Barnett had contacted the office months ago with what turned out to have been a nuisance call. Lorenzo had responded, been polite, and shown him respect, something Barnett was apparently not used to. Now Lorenzo was Barnett's personal officer. When he phoned the Humane Society, he dialed Lorenzo's direct number.
'I got a problem, a very serious problem up in two-B. Dog been up there barking for two days straight.' Barnett, who smelled of beer and cigarettes, pointed a thin finger at Lorenzo. 'Y'all need to respond quicker than you do.'
'I just got the message this morning. If you had called the main number—'
'I did call it, this morning.'
'If you had called it originally, they would've sent someone out yesterday.'
'I don't want someone, said Barnett, standing ramrod straight. 'You're my man. When I call, I want you.'
'You got a key to the apartment?'
'I'm the resident manager,' said Barnett. It was like he was telling Lorenzo that he was the king of New York.
'Let's go check it out.'
They went up the stairs and approached 2B. On the landing, the barking was incessant and loud. The smell of feces was strong. Lorenzo's headache was back full-on.

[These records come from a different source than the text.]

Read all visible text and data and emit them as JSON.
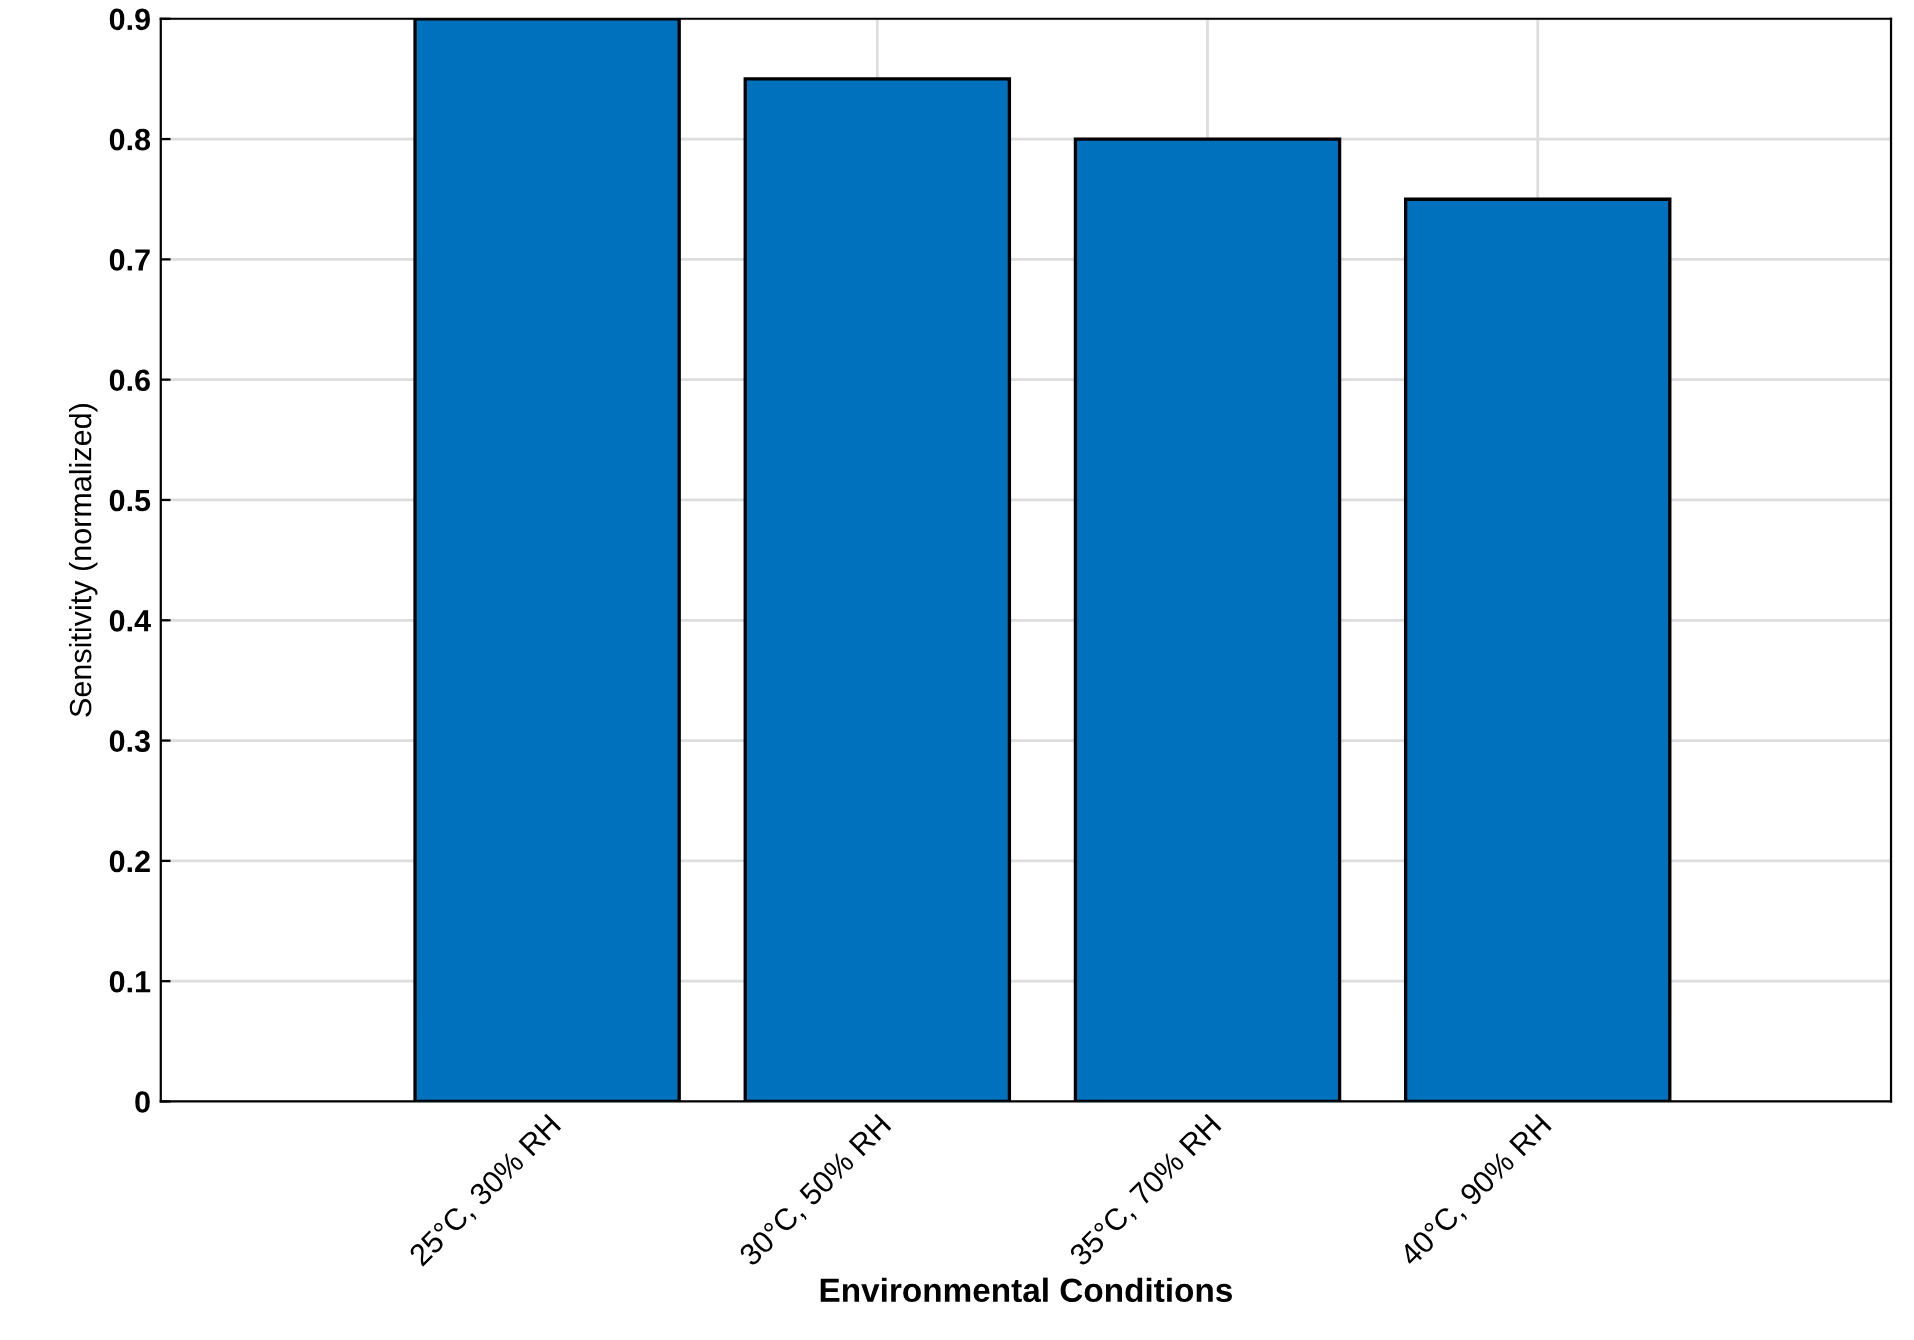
{
  "chart_data": {
    "type": "bar",
    "xlabel": "Environmental Conditions",
    "ylabel": "Sensitivity (normalized)",
    "categories": [
      "25°C, 30% RH",
      "30°C, 50% RH",
      "35°C, 70% RH",
      "40°C, 90% RH"
    ],
    "values": [
      0.9,
      0.85,
      0.8,
      0.75
    ],
    "color": "#0072bd",
    "ylim": [
      0,
      0.9
    ],
    "yticks": [
      0,
      0.1,
      0.2,
      0.3,
      0.4,
      0.5,
      0.6,
      0.7,
      0.8,
      0.9
    ],
    "grid": true
  }
}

'You tried contacting the resident?'
'Boy who rents this place don't reside here. You want to know what I think?'
Lorenzo began to knock on the door.
'He keeps drugs and money up in here,' said Barnett, tired of waiting for Lorenzo to reply.
'Go ahead and open it,' said Lorenzo.
Barnett used his key to unlock the door, then stepped behind Lorenzo. Lorenzo pushed on the door and opened it enough to look inside.
A cream pit bull with a brown eye patch stood in the corner of the living room, baring its teeth, barking maniacally at Lorenzo. The room was bare, the floor nearly covered in feces. The dog's coat carried several deep lesions, some of which appeared to be infected. The dog's ribs were highly defined in its coat, and its eyes bulged in their sunken sockets. Flies nested in one prominent lesion and were bunched in clumps on the dog's ears. Flies buzzed about the room. There were blood streaks on the wall where the animal had tried to rub at the cuts. There was an empty aluminum bowl, pocked with teeth marks, on the floor.
Lorenzo backed onto the landing and closed the door.
'Go back to your place,' he said to Barnett. 'Write down the name of the man who rents this apartment and any other information you have on him from his lease.'
'What are you going to do?'
Lorenzo took the stairs without answering and went directly to the Tahoe. He got Cindy on the radio and told her of the situation, and when she asked if he would like MPD assistance, he told her that he could handle it himself. He got the choke pole out of the truck and headed back into the building. As he went through the door, he heard comments and laughter from the young men gathered outside.
In the apartment, Lorenzo breathed through his mouth to avoid the stench. He looked carefully at the barking dog. He whistled to it softly.